Мещанин Адамейко
Прежде чем налить себе из бутылки пива, Сухов бережно налил в два блюдца чай и пододвинул его детям, старательно грызшим теперь черствые, затвердевшие баранки.
— Макай, Павлик, в чай: мягчит всегда горячее… Эх, тютелька ты моя малая!… Так не пьете, говорите, по убеждению? — обратился он вновь к Ардальону Порфирьевичу и отпил несколько глотков пива. — Жаль!…
Сухов старался теперь быть разговорчивым; он словно хотел этим выказать благодарность и внимание своему случайному знакомому.
— И по убеждению?… Скучный взгляд у вас, товарищ, на нынешние обстоятельства! И непонятно, между прочим, товарищ: коли убеждения ваши такие, — почему так дружески свели меня в это самое что ни на есть питейное место?
— Все вопросы… вопросы… вопросы! — закивал оживленно Ардальон Порфирьевич. — Вопросительные знаки человек друг другу ставит. И отвечай… и отвечай! Как мошкара какая — эти вопросы! На один ответ дашь, — а тут же из самого же ответа два новых вопросика на ум лезут. И друг дружке, будто мальчуганы, подножку ставят!… А ты обороняйся… знай только, что обороняйся всю свою умственную жизнь! Я за этим уже давно слежу…
— Без занятий вы, значит, человек… без трудного ремесла, — посмотрел пристально на своего собеседника Сухов. — Я ведь очень даже просто спросил насчет вашего убеждения, а вы гляди куда загнули! Я, может, и сам, поди ты, какие вопросы иной раз на уме имею…

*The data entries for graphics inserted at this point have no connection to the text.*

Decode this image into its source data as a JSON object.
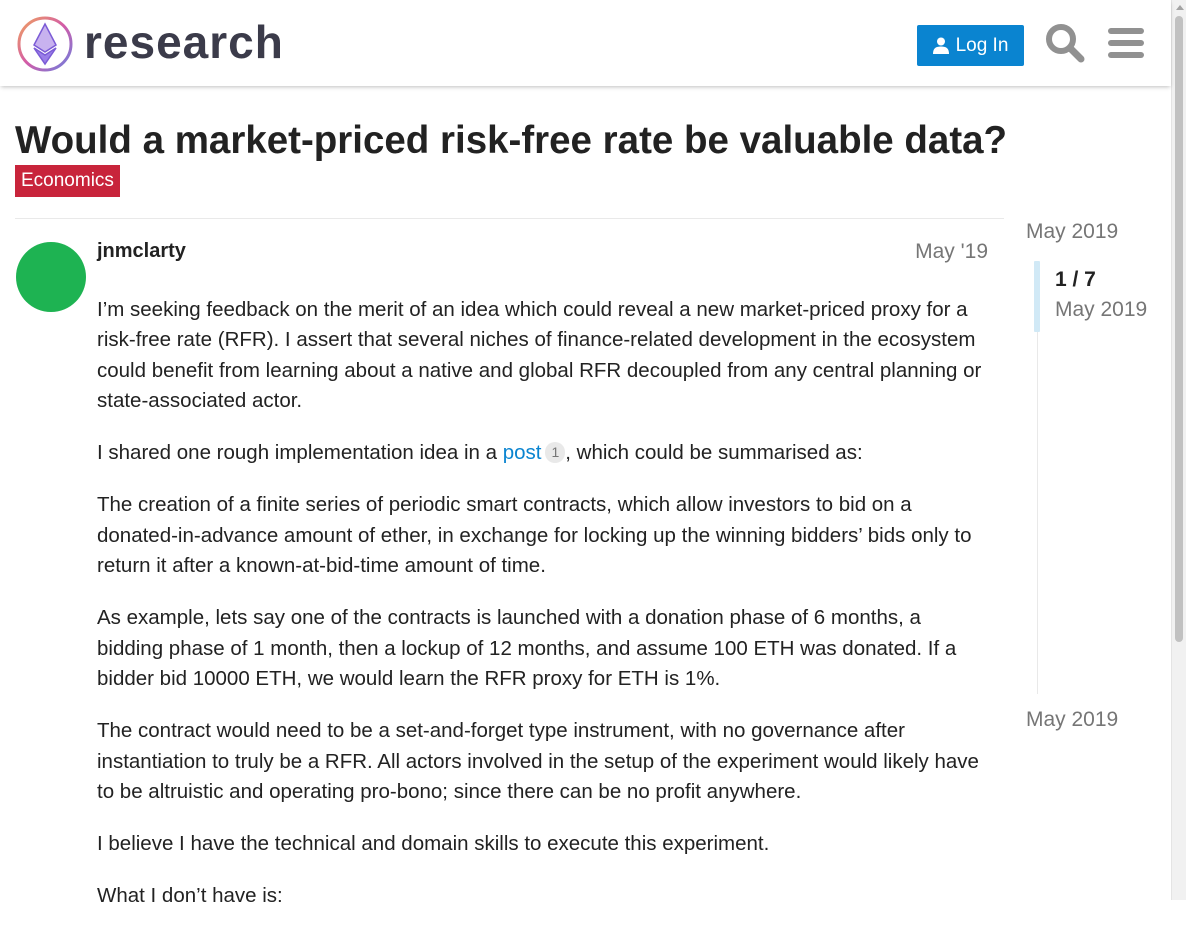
{
  "header": {
    "brand": "research",
    "login_label": "Log In",
    "search_icon": "search-icon",
    "menu_icon": "hamburger-menu-icon",
    "accent_color": "#0a84d0"
  },
  "topic": {
    "title": "Would a market-priced risk-free rate be valuable data?",
    "category": "Economics",
    "category_color": "#c8243b"
  },
  "post": {
    "username": "jnmclarty",
    "date": "May '19",
    "avatar_color": "#1eb352",
    "paragraphs": {
      "p1": "I’m seeking feedback on the merit of an idea which could reveal a new market-priced proxy for a risk-free rate (RFR). I assert that several niches of finance-related development in the ecosystem could benefit from learning about a native and global RFR decoupled from any central planning or state-associated actor.",
      "p2_before": "I shared one rough implementation idea in a ",
      "p2_link": "post",
      "p2_link_count": "1",
      "p2_after": ", which could be summarised as:",
      "p3": "The creation of a finite series of periodic smart contracts, which allow investors to bid on a donated-in-advance amount of ether, in exchange for locking up the winning bidders’ bids only to return it after a known-at-bid-time amount of time.",
      "p4": "As example, lets say one of the contracts is launched with a donation phase of 6 months, a bidding phase of 1 month, then a lockup of 12 months, and assume 100 ETH was donated. If a bidder bid 10000 ETH, we would learn the RFR proxy for ETH is 1%.",
      "p5": "The contract would need to be a set-and-forget type instrument, with no governance after instantiation to truly be a RFR. All actors involved in the setup of the experiment would likely have to be altruistic and operating pro-bono; since there can be no profit anywhere.",
      "p6": "I believe I have the technical and domain skills to execute this experiment.",
      "p7": "What I don’t have is:"
    }
  },
  "timeline": {
    "start_date": "May 2019",
    "position": "1 / 7",
    "handle_date": "May 2019",
    "end_date": "May 2019"
  }
}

Он вдруг оборвал свою речь и, как показалось Ардальону Порфирьевичу, загадочно и свысока посмотрел на него. Остаток пива в стакане Сухов выпил одним широким и торопливым глотком.
— Имеете? Ну, и что же?… — нетерпеливо и с любопытством спросил Адамейко.
— Ничего! Про себя держу их… в карманы прячу, чтоб ни себя, ни людей не морочить! Подчиняюсь, дорогой гражданин, обстоятельствам. Дисциплины, как говорится, придерживаюсь.
— А я все же думаю, что себя самого никто в свой карман не спрячет! — убежденно и с горячностью возразил Ардальон Порфирьевич. — Обязательно личность вылезет, вы это знайте… Карман этот самый прорвется, — и покатится человек то ли копеечкой и гривенничком, или полтинником: смотрите, мол, какой я есть, какая мне цена на этом свете! Так вот и покатится на панельку — глядите вот все, подберите и приспособьте, куда следует, людские копеечки.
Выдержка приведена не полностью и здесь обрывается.